A five-year package of raises being offered to employees of the Los Angeles Department of Water and Power could put a major burden on the utility’s retirement system, according to a report prepared by the city’s top budget official.
The agreement, which contains five consecutive increases for DWP employees, could cause the utility’s yearly pension contribution to increase by more than 150% by 2014, according to the confidential report, a copy of which was obtained by The Times.
The DWP sets aside 30 cents for its pension expenses for every dollar it spends on salaries, City Administrative Officer Miguel Santana wrote in his report. By the end of the contract, that figure could reach 70 cents -- creating a “significant liability” for the agency, he wrote.
Santana said other factors, such as recent losses in the stock market, are also contributing to the DWP’s pension woes. And despite his warning, Santana recommended approval of the new labor pact, which offers a 3.25% bonus this year followed by four consecutive increases ranging from 2% to 4%, depending on inflation.
The proposal comes up for a vote today at the board of Water and Power Commissioners, a panel appointed by Mayor Antonio Villaraigosa. DWP officials refused to address the figures in the report, referring questions to Santana.
But a representative of International Brotherhood of Electrical Workers Local 18, which represents 8,648 employees at the utility, voiced skepticism about its dire pension projections.
Union spokesman Bob Cherry said his union concluded that the first-year increase of 3.25% would save $330 million over five years because it would come in the form of a bonus -- and therefore won’t add to the base salary of the workforce. Cherry pointed out that Santana urged the council to OK the contract.
Last week, Santana issued a separate warning about spiraling pension costs for workers in other city departments.
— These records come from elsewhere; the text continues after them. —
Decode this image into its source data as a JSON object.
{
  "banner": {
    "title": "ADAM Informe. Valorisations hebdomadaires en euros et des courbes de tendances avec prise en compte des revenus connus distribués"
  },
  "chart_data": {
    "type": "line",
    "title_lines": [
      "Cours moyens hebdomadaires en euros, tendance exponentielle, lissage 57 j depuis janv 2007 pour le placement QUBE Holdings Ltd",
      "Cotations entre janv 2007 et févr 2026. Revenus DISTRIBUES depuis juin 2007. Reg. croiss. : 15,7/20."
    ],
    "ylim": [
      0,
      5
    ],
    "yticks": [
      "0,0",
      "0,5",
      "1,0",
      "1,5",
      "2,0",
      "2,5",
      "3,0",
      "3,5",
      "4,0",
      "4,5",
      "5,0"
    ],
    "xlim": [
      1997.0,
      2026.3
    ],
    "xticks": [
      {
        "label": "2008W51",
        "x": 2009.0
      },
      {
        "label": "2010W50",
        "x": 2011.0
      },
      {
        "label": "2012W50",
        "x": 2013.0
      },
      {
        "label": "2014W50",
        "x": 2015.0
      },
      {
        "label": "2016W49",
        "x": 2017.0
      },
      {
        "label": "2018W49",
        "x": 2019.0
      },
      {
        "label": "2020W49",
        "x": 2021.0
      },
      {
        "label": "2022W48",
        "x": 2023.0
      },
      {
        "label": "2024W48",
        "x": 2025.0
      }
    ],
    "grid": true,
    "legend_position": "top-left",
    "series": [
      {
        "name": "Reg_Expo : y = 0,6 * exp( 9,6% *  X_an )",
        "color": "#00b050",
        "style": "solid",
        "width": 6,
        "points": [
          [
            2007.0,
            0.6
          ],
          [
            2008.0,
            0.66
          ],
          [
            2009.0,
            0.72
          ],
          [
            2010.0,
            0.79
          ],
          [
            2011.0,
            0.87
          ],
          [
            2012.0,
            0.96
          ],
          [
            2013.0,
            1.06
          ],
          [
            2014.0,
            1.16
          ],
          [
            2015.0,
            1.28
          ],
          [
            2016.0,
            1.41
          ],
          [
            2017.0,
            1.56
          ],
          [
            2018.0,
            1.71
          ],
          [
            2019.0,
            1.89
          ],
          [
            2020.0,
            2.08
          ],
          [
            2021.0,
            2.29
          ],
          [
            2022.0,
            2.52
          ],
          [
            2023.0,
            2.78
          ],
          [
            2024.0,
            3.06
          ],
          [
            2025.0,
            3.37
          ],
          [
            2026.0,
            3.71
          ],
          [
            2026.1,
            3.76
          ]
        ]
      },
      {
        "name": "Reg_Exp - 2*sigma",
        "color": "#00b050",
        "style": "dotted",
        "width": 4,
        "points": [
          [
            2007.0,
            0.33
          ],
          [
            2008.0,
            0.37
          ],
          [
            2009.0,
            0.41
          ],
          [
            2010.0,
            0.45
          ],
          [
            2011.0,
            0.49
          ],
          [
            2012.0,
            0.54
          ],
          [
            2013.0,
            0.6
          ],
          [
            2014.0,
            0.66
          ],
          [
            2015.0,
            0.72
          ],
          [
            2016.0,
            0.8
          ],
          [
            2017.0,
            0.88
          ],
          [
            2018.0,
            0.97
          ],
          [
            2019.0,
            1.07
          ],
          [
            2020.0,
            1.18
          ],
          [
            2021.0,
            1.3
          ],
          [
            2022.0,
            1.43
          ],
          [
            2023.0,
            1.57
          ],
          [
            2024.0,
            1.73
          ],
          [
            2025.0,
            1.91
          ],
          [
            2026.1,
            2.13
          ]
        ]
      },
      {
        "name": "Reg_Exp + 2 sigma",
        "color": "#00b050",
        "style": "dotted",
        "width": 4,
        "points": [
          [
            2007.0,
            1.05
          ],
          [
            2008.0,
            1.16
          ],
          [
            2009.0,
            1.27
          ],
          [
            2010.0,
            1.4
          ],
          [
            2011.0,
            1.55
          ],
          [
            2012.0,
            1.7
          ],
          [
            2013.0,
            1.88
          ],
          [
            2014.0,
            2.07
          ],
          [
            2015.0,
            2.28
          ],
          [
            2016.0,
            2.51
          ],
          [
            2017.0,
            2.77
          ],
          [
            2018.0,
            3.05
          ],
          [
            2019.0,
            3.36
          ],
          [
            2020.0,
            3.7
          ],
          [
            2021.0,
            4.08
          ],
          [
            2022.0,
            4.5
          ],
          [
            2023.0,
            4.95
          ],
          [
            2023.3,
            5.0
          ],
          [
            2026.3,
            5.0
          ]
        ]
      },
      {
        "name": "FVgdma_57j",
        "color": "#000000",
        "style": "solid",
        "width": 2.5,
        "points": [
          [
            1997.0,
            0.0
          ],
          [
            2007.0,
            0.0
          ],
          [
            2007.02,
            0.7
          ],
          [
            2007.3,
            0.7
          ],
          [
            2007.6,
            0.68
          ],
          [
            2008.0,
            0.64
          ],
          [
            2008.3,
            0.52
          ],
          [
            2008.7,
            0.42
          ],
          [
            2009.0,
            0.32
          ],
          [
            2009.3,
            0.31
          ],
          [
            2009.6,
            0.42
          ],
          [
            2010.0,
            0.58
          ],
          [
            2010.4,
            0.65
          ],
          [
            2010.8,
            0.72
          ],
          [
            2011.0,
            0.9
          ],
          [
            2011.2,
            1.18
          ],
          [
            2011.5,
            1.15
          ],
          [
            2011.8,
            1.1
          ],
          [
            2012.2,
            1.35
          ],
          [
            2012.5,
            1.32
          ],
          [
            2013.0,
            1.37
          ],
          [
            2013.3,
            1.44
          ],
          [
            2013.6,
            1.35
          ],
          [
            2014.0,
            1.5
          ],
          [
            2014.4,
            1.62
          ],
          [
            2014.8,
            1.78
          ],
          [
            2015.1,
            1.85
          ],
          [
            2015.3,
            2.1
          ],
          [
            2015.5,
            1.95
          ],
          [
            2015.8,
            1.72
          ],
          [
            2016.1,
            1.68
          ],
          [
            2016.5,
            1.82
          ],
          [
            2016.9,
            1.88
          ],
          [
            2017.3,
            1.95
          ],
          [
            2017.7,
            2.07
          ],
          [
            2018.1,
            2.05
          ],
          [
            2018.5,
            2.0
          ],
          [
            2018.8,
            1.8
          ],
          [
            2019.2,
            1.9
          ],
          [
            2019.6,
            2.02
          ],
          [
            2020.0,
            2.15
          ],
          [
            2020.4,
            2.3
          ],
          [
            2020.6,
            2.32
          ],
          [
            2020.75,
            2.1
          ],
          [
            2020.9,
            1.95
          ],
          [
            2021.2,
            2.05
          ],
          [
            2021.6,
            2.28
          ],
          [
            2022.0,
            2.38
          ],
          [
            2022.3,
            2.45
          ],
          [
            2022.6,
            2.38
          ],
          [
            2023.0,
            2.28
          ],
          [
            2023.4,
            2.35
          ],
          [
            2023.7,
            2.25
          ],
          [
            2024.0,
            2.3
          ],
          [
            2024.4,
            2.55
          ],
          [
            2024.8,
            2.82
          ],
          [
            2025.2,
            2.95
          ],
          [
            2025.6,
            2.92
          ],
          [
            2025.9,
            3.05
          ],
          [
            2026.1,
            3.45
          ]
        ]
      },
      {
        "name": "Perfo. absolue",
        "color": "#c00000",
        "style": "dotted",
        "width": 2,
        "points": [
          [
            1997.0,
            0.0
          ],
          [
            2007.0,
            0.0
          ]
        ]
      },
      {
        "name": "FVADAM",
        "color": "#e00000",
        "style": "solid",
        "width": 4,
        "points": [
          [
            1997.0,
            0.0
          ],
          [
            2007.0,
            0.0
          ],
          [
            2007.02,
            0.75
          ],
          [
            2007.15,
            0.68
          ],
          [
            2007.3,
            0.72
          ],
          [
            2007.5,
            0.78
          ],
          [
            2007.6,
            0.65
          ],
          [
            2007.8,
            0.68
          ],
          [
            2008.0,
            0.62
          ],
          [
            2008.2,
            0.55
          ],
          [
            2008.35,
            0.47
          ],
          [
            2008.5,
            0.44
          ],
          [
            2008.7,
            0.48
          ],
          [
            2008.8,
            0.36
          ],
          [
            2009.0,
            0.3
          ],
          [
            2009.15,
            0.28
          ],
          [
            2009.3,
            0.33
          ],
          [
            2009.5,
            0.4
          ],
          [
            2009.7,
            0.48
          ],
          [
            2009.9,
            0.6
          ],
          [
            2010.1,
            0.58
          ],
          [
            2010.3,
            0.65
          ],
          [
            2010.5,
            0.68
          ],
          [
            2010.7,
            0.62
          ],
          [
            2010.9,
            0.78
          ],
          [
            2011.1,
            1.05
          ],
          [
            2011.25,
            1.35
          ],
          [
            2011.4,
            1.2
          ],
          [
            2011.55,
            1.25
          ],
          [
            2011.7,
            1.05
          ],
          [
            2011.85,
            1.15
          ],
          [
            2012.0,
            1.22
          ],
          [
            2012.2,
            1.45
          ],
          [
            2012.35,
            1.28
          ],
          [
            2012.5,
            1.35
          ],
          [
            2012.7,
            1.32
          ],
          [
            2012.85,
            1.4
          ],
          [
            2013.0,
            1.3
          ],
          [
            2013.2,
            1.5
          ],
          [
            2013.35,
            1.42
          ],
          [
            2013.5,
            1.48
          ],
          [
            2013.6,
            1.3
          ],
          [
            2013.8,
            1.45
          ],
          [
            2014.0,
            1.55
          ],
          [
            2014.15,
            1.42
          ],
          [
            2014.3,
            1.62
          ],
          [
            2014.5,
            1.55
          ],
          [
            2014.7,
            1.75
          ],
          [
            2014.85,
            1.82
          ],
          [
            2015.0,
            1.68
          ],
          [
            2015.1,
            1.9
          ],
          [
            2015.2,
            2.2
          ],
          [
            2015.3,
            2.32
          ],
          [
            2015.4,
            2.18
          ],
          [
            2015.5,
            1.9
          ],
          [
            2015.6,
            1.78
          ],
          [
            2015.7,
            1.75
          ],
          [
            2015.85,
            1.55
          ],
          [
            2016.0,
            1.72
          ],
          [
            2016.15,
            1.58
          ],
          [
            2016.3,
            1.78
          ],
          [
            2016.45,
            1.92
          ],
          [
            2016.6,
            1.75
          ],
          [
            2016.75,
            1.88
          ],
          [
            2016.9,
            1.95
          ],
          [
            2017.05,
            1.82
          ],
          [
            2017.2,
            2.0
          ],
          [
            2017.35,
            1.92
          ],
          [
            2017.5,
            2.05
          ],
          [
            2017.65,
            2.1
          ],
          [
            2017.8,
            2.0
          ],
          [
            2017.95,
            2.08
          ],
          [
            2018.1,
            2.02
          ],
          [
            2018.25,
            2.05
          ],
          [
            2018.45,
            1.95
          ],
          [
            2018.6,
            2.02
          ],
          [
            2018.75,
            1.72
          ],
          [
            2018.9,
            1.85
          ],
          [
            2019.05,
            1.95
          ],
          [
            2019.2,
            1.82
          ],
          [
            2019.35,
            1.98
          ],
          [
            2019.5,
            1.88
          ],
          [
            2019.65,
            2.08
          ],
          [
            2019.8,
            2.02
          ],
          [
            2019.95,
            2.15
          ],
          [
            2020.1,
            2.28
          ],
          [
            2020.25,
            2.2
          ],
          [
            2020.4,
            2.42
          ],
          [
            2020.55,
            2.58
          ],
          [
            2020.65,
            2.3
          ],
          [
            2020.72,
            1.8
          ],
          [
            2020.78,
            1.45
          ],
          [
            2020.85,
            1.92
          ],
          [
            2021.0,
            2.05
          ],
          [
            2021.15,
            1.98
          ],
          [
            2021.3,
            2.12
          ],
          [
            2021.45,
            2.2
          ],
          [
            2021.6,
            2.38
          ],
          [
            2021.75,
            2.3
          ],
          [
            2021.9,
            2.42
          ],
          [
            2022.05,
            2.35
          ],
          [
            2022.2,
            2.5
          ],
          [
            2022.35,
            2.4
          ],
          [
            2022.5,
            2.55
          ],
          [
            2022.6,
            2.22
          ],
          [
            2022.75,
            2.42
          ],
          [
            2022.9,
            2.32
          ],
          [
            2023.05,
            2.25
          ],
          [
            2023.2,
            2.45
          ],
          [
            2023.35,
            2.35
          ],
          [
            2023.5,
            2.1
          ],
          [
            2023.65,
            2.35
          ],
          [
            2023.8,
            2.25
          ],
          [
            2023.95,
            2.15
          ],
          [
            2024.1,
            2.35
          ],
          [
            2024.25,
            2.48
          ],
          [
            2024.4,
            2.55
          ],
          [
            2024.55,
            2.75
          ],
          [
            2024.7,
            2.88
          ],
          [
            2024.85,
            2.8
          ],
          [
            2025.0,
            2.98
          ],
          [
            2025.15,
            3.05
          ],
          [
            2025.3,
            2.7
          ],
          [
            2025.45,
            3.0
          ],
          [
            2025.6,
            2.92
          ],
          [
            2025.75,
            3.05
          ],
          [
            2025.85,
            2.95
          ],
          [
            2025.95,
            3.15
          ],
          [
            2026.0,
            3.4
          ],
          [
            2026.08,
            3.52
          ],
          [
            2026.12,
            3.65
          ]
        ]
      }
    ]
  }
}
In that report, he warned that taxpayers would need to quadruple the amount they provide for pension benefits by 2013, the year Villaraigosa leaves office.
Even without the pay pact, ratepayers must cover the investment losses of the DWP’s retirement portfolio, which were 15.5% last year.
Santana said his report was based on figures provided by the DWP. The Oct. 28 report was provided to council members during a closed-door meeting on labor negotiations. After receiving the report, council members gave tentative approval to the package.
Since that vote, Santana has publicly defended the proposed agreement, saying it is less generous than the previous pact with IBEW Local 18, which delivered a raise of 5.9% in 2008. “It’s a step in the right direction,” he said.
The DWP contributes $250 million a year to its pension fund, the report states. Four consecutive raises of 2% could cause the DWP’s pension contribution to reach $632 million per year by the end of the contract, Santana said. Four consecutive increases of 4% could mean the DWP pays $683 million annually by the end of the contract.